Sunday's farmers market was overflowing with squash. Heaped high in wicker baskets, green and yellow beauties tumbled over each other in a gorgeous, edible-gem display one table after another. I couldn't resist. There were lovely yellow summer squash, an unreal shade of intense buttercup; curved gourd shapes, a paler yellow with cool green bottoms; and a basket of pattypan squash, green, yellow, and adorable.
Besides making mouth-watering pictures, squash make mouth-watering dishes, and dinner last night featured the "pattypan" squash, stuffed with other farmers market finds. The pattypan looks like a trippy overgrown acorn, and can be yellow or green in color, although I chose the yellow beauties. The squash has a summery taste, refreshing with a hint of sweetness when cooked.
Ingredients:
6 pattypan squash
2 spring onions, or 1 medium sweet onion
3 garlic scapes (pictured at right), or 2 cloves of garlic
2/3 lb ground pork, or other ground meat
2-3 sprigs rosemary
2-3 sprigs thyme
olive oil
butter
salt and pepper to taste
1. Preheat oven to 400 degrees.
2. Wash and pat dry the squash. Cut off the top about one-third of the way down the squash so that you create a "body" and a "hat" out of the yellow beauts.

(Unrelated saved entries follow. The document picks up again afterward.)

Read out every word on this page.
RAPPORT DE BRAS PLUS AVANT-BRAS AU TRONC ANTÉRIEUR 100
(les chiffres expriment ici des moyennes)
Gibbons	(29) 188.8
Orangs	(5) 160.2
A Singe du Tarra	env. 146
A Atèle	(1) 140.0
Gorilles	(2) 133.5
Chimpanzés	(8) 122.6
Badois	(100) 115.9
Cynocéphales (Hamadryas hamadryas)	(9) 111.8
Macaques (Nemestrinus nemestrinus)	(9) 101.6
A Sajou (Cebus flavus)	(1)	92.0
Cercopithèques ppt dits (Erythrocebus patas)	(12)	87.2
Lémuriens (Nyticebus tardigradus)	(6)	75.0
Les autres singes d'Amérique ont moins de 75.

3. Scoop out the soft insides to create a squash shell cup, and reserve the flesh and seeds in a bowl. Place the squash shell in a baking dish, sprinkle with sea salt, and dot a smidgeon of butter on the bottom. Place the tops in the pan as well, dust with salt, and then into the oven they go. Set a timer for 45 minutes, and get ready to make the filling.
4. Chop up the spring onions and garlic scapes (the head through about 2/3 of the stem) into bite-sized pieces. Start a saute pan over medium low heat with a dab of butter and several drops of olive oil, adding the onion once the butter-oil combination is melted and hot. Give the onion about 5 minutes to get translucent, then add the scapes, cooking for about 5 more minutes.
5. The smells in the kitchen will be hunger-inducing at this point, so add the ground pork into your onion-scape mix, and cook for another 10 minutes, or until the pork is browned.
6. As the pork cooks, chop up about a cup of the squash innards, and throw them in the mix once the pork is brown. Add the rosemary, thyme, salt and pepper, and cook another few minutes. Let the mixture rest as the shells cook.
7. Timer beeping? Time to take the shells out of the oven, and fill them up with the pork mixture, trying to fill the shell up to the very top, or even a little bit beyond. Turn the oven to a broil, take the tops out of the baking dish and put them onto a plate, and then stick the stuffed squash back in the oven for 10 minutes.
This is a good recipe for entertaining, as the built-in serving dish of squash shell is edible, scrumptious, and eye-pleasingly presentable. The squash has a mellow sweetness that absorbs the woodsy herbs and pork for a thoroughly satisfying, juicy taste.